Bible blog 1784

Welcome to this blog which is following the Book of The Revelation. Previous blogs can be found by date from the archive, or at emmock.com bible reference, or emmock.com topic word. Comments and questions are always welcome. My other blog, which is more political can be found at xtremejesus.co

The daily headlines are reminders of the world we live in:

FAMOUS BRUSSELS MONUMENT JUST A COPY (El Pais)

 Manneken Pis

Manneken Pis

Revelation 8 New Revised Standard Version, Anglicised (NRSVA)

The Seventh Seal and the Golden Censer

8 When the Lamb opened the seventh seal, there was silence in heaven for about half an hour. 2 And I saw the seven angels who stand before God, and seven trumpets were given to them.

3 Another angel with a golden censer came and stood at the altar; he was given a great quantity of incense to offer with the prayers of all the saints on the golden altar that is before the throne. 4 And the smoke of the incense, with the prayers of the saints, rose before God from the hand of the angel. 5 Then the angel took the censer and filled it with fire from the altar and threw it on the earth; and there were peals of thunder, rumblings, flashes of lightning, and an earthquake.

The Seven Trumpets

6 Now the seven angels who had the seven trumpets made ready to blow them.

7 The first angel blew his trumpet, and there came hail and fire, mixed with blood, and they were hurled to the earth; and a third of the earth was burned up, and a third of the trees were burned up, and all green grass was burned up.

8 The second angel blew his trumpet, and something like a great mountain, burning with fire, was thrown into the sea. 9 A third of the sea became blood, a third of the living creatures in the sea died, and a third of the ships were destroyed.

10 The third angel blew his trumpet, and a great star fell from heaven, blazing like a torch, and it fell on a third of the rivers and on the springs of water. 11 The name of the star is Wormwood. A third of the waters became wormwood, and many died from the water, because it was made bitter.

12 The fourth angel blew his trumpet, and a third of the sun was struck, and a third of the moon, and a third of the stars, so that a third of their light was darkened; a third of the day was kept from shining, and likewise the night.

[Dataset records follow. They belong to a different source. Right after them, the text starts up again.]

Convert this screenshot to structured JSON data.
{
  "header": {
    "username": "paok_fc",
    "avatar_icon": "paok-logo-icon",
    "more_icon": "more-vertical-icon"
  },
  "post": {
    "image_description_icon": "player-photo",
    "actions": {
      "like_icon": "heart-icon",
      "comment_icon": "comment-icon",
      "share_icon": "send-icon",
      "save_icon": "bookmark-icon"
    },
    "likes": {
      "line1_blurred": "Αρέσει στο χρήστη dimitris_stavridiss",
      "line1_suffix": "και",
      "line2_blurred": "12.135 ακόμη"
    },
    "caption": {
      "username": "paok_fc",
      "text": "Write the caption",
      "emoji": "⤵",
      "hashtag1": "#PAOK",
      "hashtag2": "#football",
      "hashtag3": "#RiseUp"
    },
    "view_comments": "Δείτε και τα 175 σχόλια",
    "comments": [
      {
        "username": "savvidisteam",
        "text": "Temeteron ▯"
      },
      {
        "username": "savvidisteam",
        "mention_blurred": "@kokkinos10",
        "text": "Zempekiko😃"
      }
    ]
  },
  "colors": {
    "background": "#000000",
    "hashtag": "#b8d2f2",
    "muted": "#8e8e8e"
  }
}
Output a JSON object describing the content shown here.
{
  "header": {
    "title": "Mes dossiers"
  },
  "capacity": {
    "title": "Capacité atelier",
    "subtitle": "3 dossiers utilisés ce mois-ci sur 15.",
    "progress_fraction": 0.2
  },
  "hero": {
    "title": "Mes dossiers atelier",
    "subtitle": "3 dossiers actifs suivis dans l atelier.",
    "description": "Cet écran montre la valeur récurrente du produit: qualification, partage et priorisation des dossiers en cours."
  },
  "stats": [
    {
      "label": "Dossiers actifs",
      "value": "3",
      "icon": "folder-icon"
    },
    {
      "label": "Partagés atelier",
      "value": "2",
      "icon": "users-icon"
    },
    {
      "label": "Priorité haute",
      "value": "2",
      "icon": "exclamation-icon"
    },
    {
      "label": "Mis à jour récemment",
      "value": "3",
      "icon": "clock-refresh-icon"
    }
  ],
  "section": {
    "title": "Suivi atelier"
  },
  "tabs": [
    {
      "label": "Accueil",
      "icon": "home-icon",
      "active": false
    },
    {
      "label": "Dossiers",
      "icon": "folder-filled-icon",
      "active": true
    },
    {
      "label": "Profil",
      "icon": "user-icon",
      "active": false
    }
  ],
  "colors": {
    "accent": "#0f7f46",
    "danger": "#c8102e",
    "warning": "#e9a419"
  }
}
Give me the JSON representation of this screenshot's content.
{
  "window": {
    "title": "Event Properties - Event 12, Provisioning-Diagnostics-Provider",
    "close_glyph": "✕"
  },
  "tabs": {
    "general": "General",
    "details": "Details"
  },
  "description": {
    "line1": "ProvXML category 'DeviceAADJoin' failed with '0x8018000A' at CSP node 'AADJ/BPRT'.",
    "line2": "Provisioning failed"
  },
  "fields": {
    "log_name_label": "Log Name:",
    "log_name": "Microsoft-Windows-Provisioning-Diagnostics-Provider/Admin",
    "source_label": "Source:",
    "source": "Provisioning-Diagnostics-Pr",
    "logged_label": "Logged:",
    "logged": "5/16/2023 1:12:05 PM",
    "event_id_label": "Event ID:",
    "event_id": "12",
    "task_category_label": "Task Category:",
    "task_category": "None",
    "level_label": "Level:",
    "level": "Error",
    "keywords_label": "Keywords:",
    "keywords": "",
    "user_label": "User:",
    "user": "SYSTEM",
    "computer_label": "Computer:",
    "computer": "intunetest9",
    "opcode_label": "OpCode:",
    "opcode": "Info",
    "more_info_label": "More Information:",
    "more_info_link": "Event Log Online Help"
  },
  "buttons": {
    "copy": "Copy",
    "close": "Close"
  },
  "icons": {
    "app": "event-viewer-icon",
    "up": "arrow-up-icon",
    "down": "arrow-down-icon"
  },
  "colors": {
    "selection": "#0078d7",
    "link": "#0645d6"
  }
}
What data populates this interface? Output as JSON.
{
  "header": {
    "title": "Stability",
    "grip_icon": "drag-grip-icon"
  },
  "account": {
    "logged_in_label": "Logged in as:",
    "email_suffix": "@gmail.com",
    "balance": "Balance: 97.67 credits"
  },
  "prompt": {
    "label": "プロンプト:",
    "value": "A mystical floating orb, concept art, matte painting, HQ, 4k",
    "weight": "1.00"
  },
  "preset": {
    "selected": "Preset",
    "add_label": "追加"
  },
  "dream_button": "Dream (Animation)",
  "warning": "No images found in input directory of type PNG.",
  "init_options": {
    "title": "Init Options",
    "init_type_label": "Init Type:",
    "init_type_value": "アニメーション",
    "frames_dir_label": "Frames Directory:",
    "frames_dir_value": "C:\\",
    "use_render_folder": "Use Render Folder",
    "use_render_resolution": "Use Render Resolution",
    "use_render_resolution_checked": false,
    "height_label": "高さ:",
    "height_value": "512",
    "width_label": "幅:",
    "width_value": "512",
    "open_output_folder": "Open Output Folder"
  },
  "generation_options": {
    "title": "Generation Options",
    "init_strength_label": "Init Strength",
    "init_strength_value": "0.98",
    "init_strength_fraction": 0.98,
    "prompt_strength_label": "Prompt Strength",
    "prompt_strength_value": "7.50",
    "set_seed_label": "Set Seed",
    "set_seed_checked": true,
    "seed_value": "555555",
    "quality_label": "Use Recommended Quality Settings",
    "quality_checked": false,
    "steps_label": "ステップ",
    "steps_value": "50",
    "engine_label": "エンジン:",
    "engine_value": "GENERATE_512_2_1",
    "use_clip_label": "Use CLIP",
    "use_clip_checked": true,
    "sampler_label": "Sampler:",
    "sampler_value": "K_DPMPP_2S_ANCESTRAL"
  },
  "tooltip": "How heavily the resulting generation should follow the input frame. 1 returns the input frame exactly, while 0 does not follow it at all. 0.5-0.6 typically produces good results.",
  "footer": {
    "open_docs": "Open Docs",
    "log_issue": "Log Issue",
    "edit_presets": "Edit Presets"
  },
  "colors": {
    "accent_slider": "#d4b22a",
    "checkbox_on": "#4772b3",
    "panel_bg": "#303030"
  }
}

image13 Then I looked, and I heard an eagle crying with a loud voice as it flew in mid-heaven, ‘Woe, woe, woe to the inhabitants of the earth, at the blasts of the other trumpets that the three angels are about to blow!’

Let’s recap: We have had two series of sevens: the letters to the seven churches and the opening of the seven seals. The first of these displays judgement and salvation in the life of the assemblies of Jesus. The second displays judgement and salvation amongst all humanity. We can note that the silence in heaven has the function A) of holding back the full content of the seventh seal at this point and B) incorporating the seven trumpets within the seventh seal. The sequences overlap, because they are different versions of the one process of God’s saving justice.

Between  the seals and the trumpets there is the interlude of the angel with the censer. The fire that burns on God’s altar represents the passionate offerings of God’s people, not of their prayers only but also of their lives, which ascend to God demanding justice. These may seem powerless but are depicted here as having the spiritual power of earthquakes. Worship offered by the whole person is the human partner of God’s saving justice.

The seven trumpets show this divine justice in relation to the cosmos. For this author the cosmos includes what we would call the natural universe, but it is more than that. It is also the order of powers that rule all living things. All the sequences of seven dramatise the struggle of God’s justice against the powers of evil represented by Babylon/ Rome. The disasters unleashed by the trumpets are adapted from the biblical plagues of Egypt, which were God’s warning to Pharaoh to let his people go free; these disasters are warnings to the oppressive power of Rome. It’s clear that they are no more than warnings because they touch only one third of the cosmos.

If, as I have emphasised,  heaven is the counterpart and ultimate future of the earth, we should probably interpret these natural disasters as an expansion of the thunders and earthquakes of verse 5 that is, as a physical expression of the spiritual power of faithful people, whose lives dispute the rule of Rome over the world, which is poisoning and disrupting God’s creation.image

As we continue to read this strange book, we should be getting more adept at responding to its images and dramas. In a sense they all refer to the life of small assemblies of believers in Asia, but they present that life in its invisible and ultimate meaning, as an essential partner in God’s Rule of the cosmos.

I have to learn to see Jean Gibson of my parish, who works daily in a food bank although she is 81 years old, as one of the trumpets of God’s justice.

One comment

  1. The danger of Revelation is that it induces a sense of super-human players in a cosmic drama in which we ordinary people are victims, bystanders or cheerleaders. Your connecting Jean Gibson to the vision of trumpets is a wonderful way of going against this tendency. Without the Jean Gibsons of the world, these visions would be meaningless.